A mum who has three children with albinism says she feels ‘so blessed’ to have them.
Stacey and Jason Chappell are parents to five children – their two sons, Jay, 15, and Leon-James, three, both have albinism, as does their youngest daughter, Amelia-Grace, once.
The children were born with the condition, which affects the production of melanin, the pigment that colours the skin, hair and eyes.
As a result, Jay, Leon-James and Amelia-Grace all wear glasses and have visual impairments. They also have to wear factor 50 sun cream when they go outside, and the family home is installed with blackout curtains as sunlight can cause severe burns.
Stacey and Jason’s other two children – Sky, 13, and Lexi, 11 – do not have the condition.
Stacey said: ‘I feel privileged. I’m so blessed to have them because it’s a rare condition.
‘We’re honoured to have them as our kids.
‘People will say, “Look at his hair, look at his eyelashes.” And I’ll say, “Yes, he has albinism.”‘
Full-time mum, Stacey, 34, and Jason, 40, a cleaner, from South Tyneside, didn’t know anything about albinism prior to their children’s diagnoses.
After their eldest, Jay, was diagnosed at three weeks old, Stacey said she ‘blamed [herself]’ for his albinism because she ‘made him’.
In and out of hospital, the new mum suffered with postnatal depression and initially rejected help from others, as she felt it was her responsibility to look after her son.
Stacey said the information given to them at the time was limited, but they ‘got on with it’, doing everything they could to support Jay.
‘With him being our first child, it was a learning curve.’ Stacey said.
‘I think it was more challenging when he started going to school – and that’s when we started figuring out, “Wow, this is totally different.”‘
Jay was registered severely sight impaired. He uses size 36 font to read and sometimes has trouble walking outside or crossing the road due to his reduced vision.

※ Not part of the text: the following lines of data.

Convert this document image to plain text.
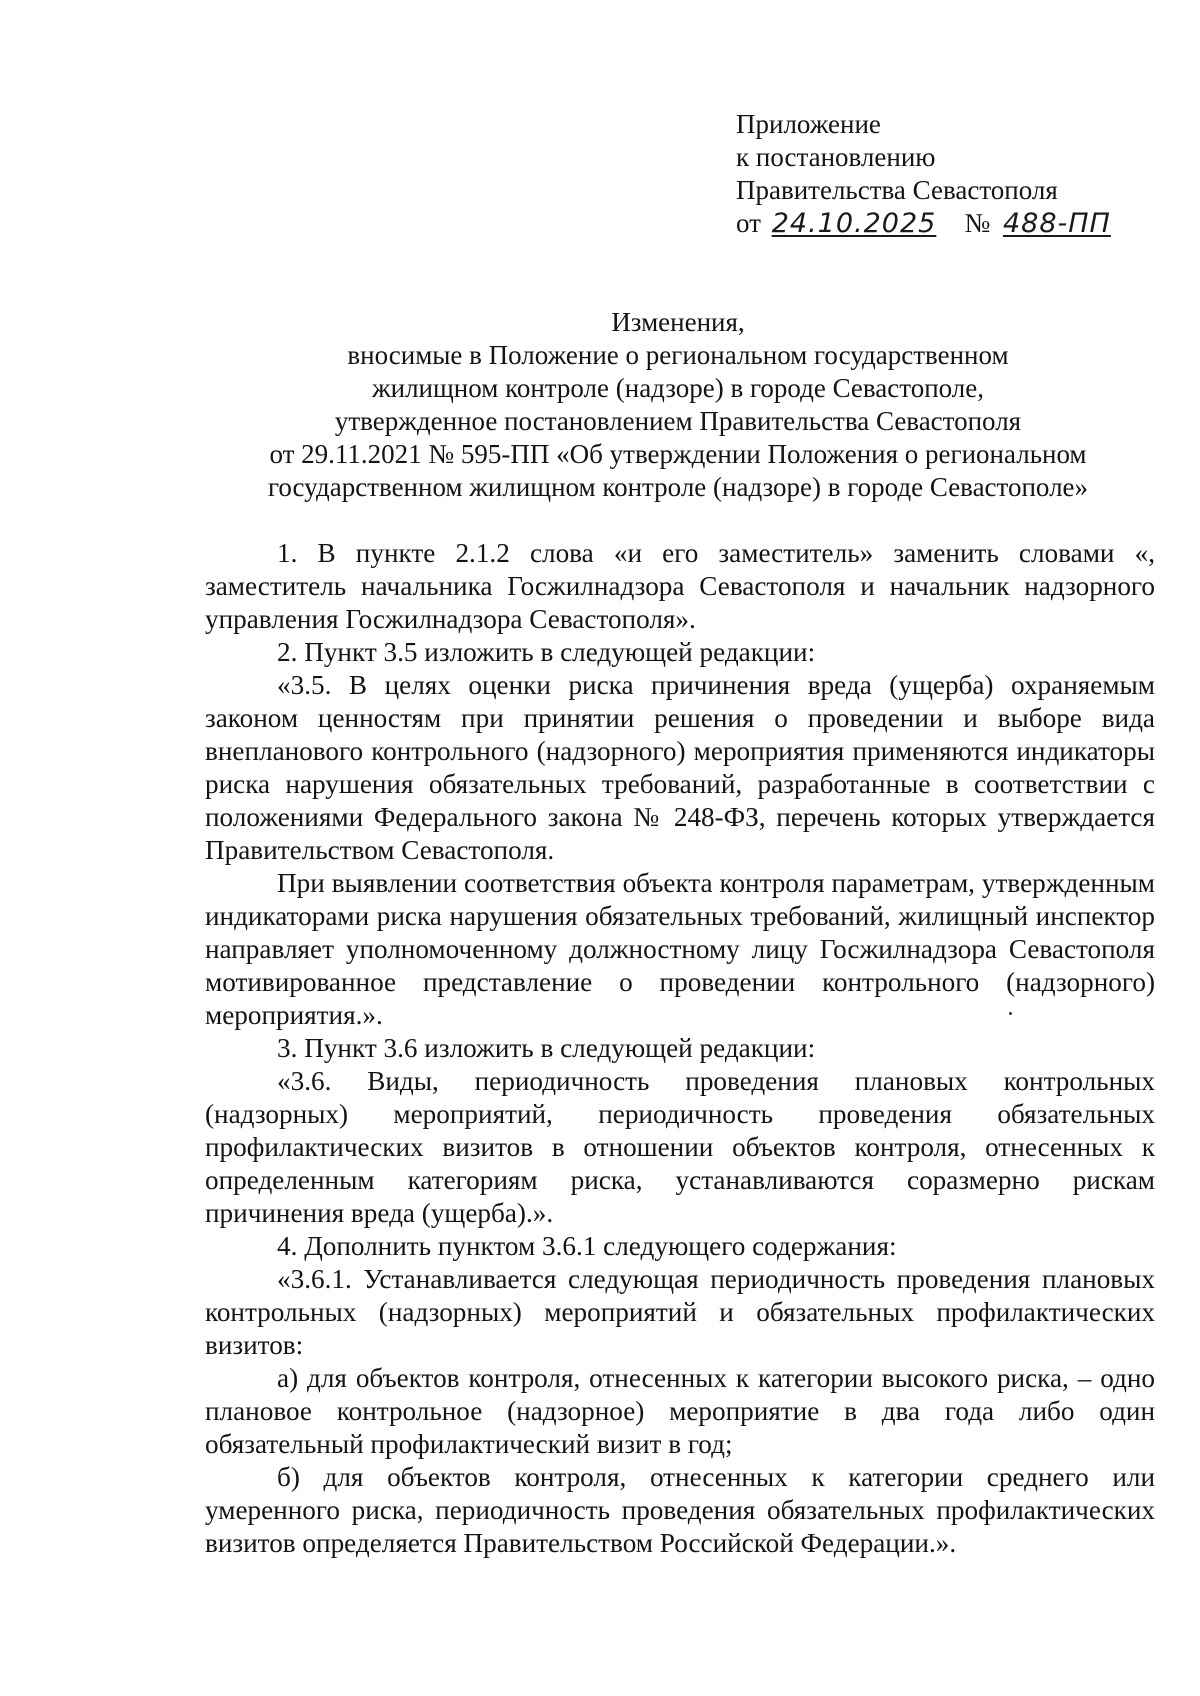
Приложение
к постановлению
Правительства Севастополя
от 24.10.2025 № 488-ПП
Изменения,
вносимые в Положение о региональном государственном
жилищном контроле (надзоре) в городе Севастополе,
утвержденное постановлением Правительства Севастополя
от 29.11.2021 № 595-ПП «Об утверждении Положения о региональном
государственном жилищном контроле (надзоре) в городе Севастополе»

1. В пункте 2.1.2 слова «и его заместитель» заменить словами «, заместитель начальника Госжилнадзора Севастополя и начальник надзорного управления Госжилнадзора Севастополя».

2. Пункт 3.5 изложить в следующей редакции:

«3.5. В целях оценки риска причинения вреда (ущерба) охраняемым законом ценностям при принятии решения о проведении и выборе вида внепланового контрольного (надзорного) мероприятия применяются индикаторы риска нарушения обязательных требований, разработанные в соответствии с положениями Федерального закона № 248-ФЗ, перечень которых утверждается Правительством Севастополя.

При выявлении соответствия объекта контроля параметрам, утвержденным индикаторами риска нарушения обязательных требований, жилищный инспектор направляет уполномоченному должностному лицу Госжилнадзора Севастополя мотивированное представление о проведении контрольного (надзорного) мероприятия.».

3. Пункт 3.6 изложить в следующей редакции:

«3.6. Виды, периодичность проведения плановых контрольных (надзорных) мероприятий, периодичность проведения обязательных профилактических визитов в отношении объектов контроля, отнесенных к определенным категориям риска, устанавливаются соразмерно рискам причинения вреда (ущерба).».

4. Дополнить пунктом 3.6.1 следующего содержания:

«3.6.1. Устанавливается следующая периодичность проведения плановых контрольных (надзорных) мероприятий и обязательных профилактических визитов:

а) для объектов контроля, отнесенных к категории высокого риска, – одно плановое контрольное (надзорное) мероприятие в два года либо один обязательный профилактический визит в год;

б) для объектов контроля, отнесенных к категории среднего или умеренного риска, периодичность проведения обязательных профилактических визитов определяется Правительством Российской Федерации.».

Different weather conditions – sun, rain, and snow – can affect Jay’s ability to identify buildings, cars and footpaths, and this has led to several accidents.

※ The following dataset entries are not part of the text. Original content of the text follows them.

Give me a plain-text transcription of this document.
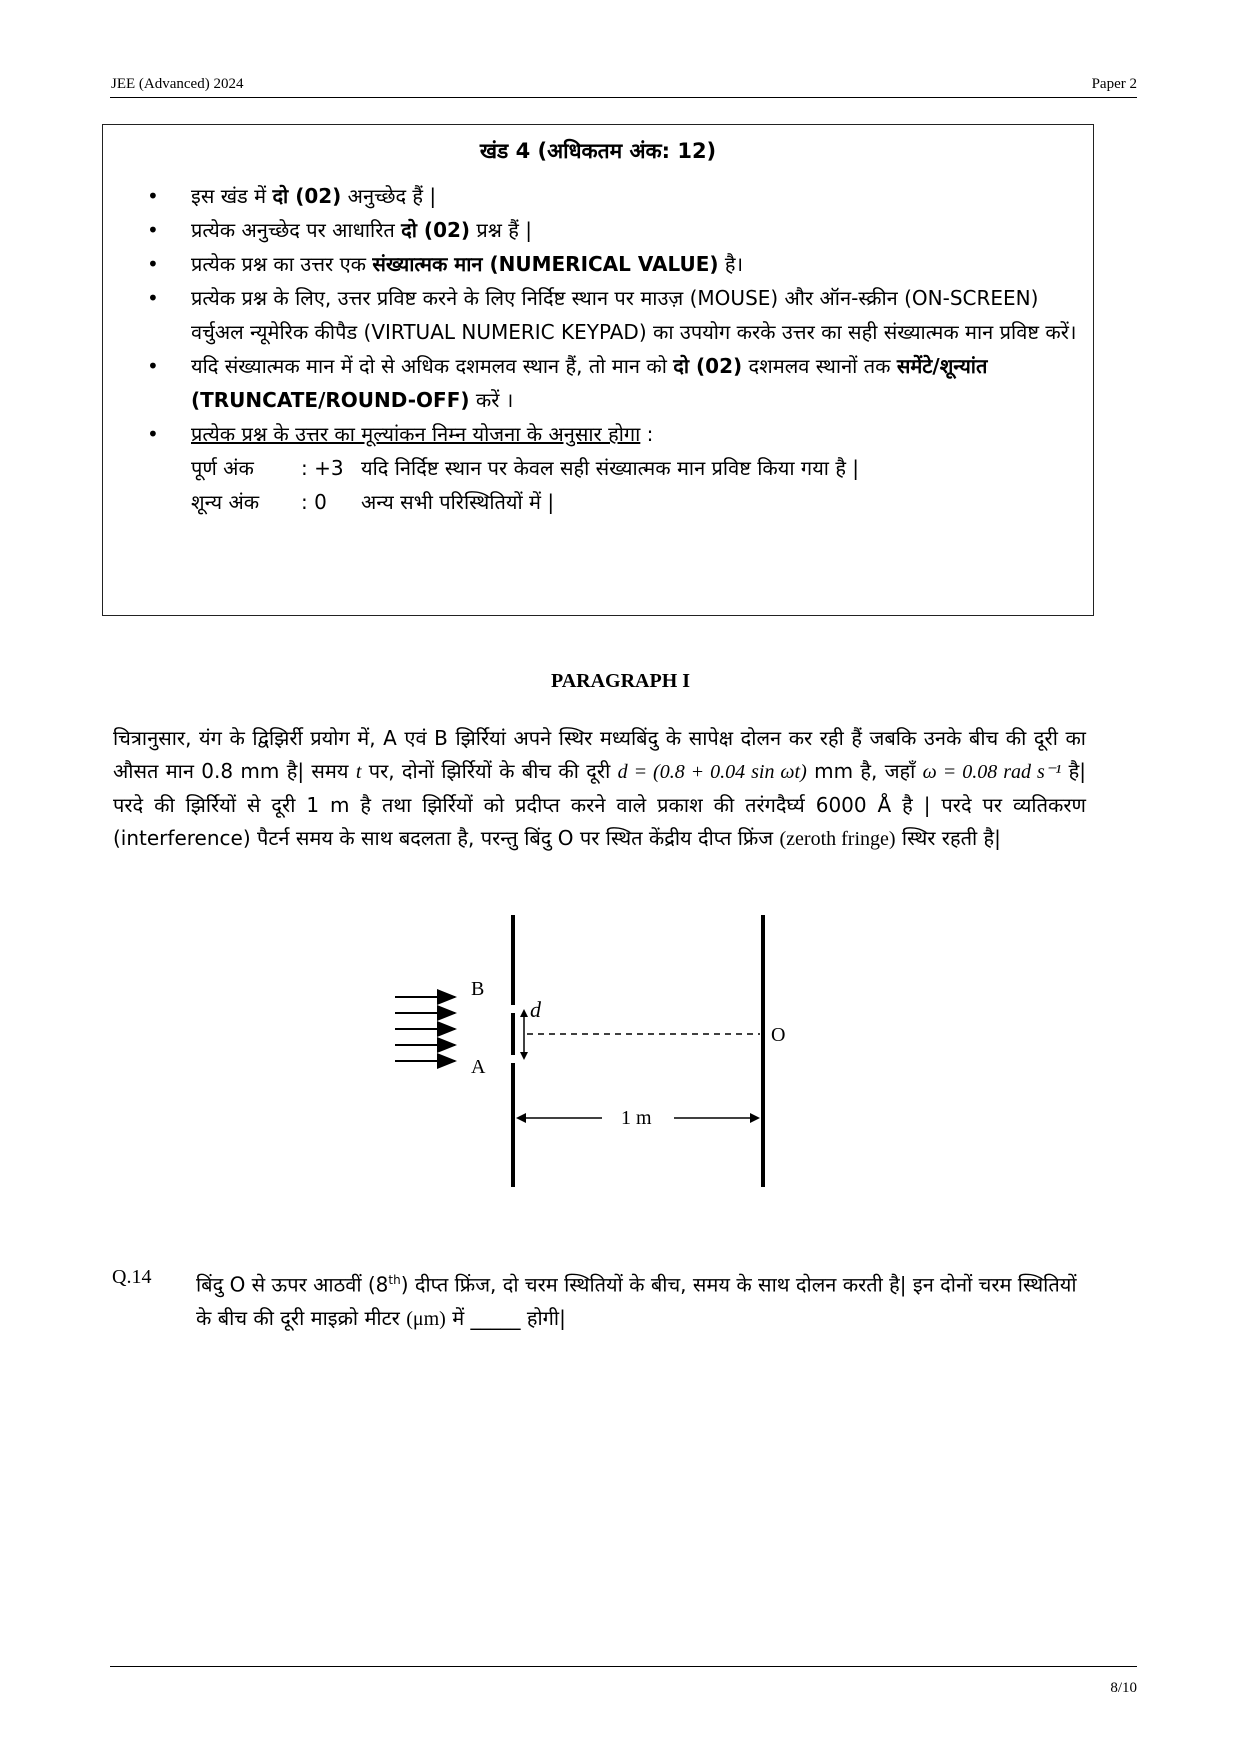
JEE (Advanced) 2024	Paper 2
खंड 4 (अधिकतम अंक: 12)
• इस खंड में दो (02) अनुच्छेद हैं |
• प्रत्येक अनुच्छेद पर आधारित दो (02) प्रश्न हैं |
• प्रत्येक प्रश्न का उत्तर एक संख्यात्मक मान (NUMERICAL VALUE) है।
• प्रत्येक प्रश्न के लिए, उत्तर प्रविष्ट करने के लिए निर्दिष्ट स्थान पर माउज़ (MOUSE) और ऑन-स्क्रीन (ON-SCREEN) वर्चुअल न्यूमेरिक कीपैड (VIRTUAL NUMERIC KEYPAD) का उपयोग करके उत्तर का सही संख्यात्मक मान प्रविष्ट करें।
• यदि संख्यात्मक मान में दो से अधिक दशमलव स्थान हैं, तो मान को दो (02) दशमलव स्थानों तक समेंटे/शून्यांत (TRUNCATE/ROUND-OFF) करें ।
• प्रत्येक प्रश्न के उत्तर का मूल्यांकन निम्न योजना के अनुसार होगा :
पूर्ण अंक	: +3 यदि निर्दिष्ट स्थान पर केवल सही संख्यात्मक मान प्रविष्ट किया गया है |
शून्य अंक	: 0	अन्य सभी परिस्थितियों में |
PARAGRAPH I
चित्रानुसार, यंग के द्विझिर्री प्रयोग में, A एवं B झिर्रियां अपने स्थिर मध्यबिंदु के सापेक्ष दोलन कर रही हैं जबकि उनके बीच की दूरी का औसत मान 0.8 mm है| समय t पर, दोनों झिर्रियों के बीच की दूरी d = (0.8 + 0.04 sin ωt) mm है, जहाँ ω = 0.08 rad s⁻¹ है| परदे की झिर्रियों से दूरी 1 m है तथा झिर्रियों को प्रदीप्त करने वाले प्रकाश की तरंगदैर्घ्य 6000 Å है | परदे पर व्यतिकरण (interference) पैटर्न समय के साथ बदलता है, परन्तु बिंदु O पर स्थित केंद्रीय दीप्त फ्रिंज (zeroth fringe) स्थिर रहती है|
B
A
d
O
1 m
Q.14 बिंदु O से ऊपर आठवीं (8th) दीप्त फ्रिंज, दो चरम स्थितियों के बीच, समय के साथ दोलन करती है| इन दोनों चरम स्थितियों के बीच की दूरी माइक्रो मीटर (μm) में _____ होगी|
8/10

‘As he got older, as he got taller, he was having more and more accidents. He actually walked into buildings.
‘What we can see at 3,000 metres, he can only see at six metres.’
Thankfully, when Jay started school, the family began accessing support – both from the local council’s visual impairment team, as well as Guide Dogs – the leading UK charity for people with sight loss.
Specialists have helped Jay use a cane to navigate independently, as well as read large-print books, and master technology.
The younger children have also received support too. Leon-James is currently being supported through his transition from nursery to primary school, and Amelia-Grace attends My Time to Play sessions set up by the charity, which help children with sight loss develop a broad range of skills through play.
The sessions also allow Stacey and Jason to connect with other parents of children with visual impairments.
‘It’s so nice to actually chat to somebody who understands you and your child,’ Stacey said.
‘Nobody’s there to judge you, and sometimes you do feel like you’re judged.’
Having albinism also affects her children’s confidence. Jay suffers with anxiety and he has been subjected to hurtful comments by his peers.
‘He is too shy, and because he’s had such bad things happening to him, he thinks everybody is going to be nasty,’ Stacey continued.
‘Trying to explain that not everybody is nasty, and people are there to help you, is so hard.’
Leon-James, who is also registered visually impaired, has also received hurtful comments from strangers.
Stacey said: ‘We were actually in the supermarket, and he nearly walked into some people.
‘I apologised and said sorry, but the woman said: “No wonder he can’t see with those stupid glasses on.”‘
Despite the daily challenges the couple face, they hope that by talking more openly about albinism, people will think twice before making ‘nasty’ comments. As Stacey say, people should ‘never ever judge a book by its cover’.
Stacey said it is easy to ‘take everything for granted’ and she feels many people are ignorant to the challenges families may face.
However, she hopes that by speaking out about albinism, people will be more open-minded and want to help, rather than discourage and pass judgment.
‘You know that saying – never ever judge a book by its cover – and I think just the way people look at other people,’ she said.
‘If people knew about that condition, even with any kind of visual impairment, or any other condition, then I think this world would be a lot different.’
Guide Dogs have launched their We Find the Way campaign, which champions the My Life Skills service that Guide Dogs offers.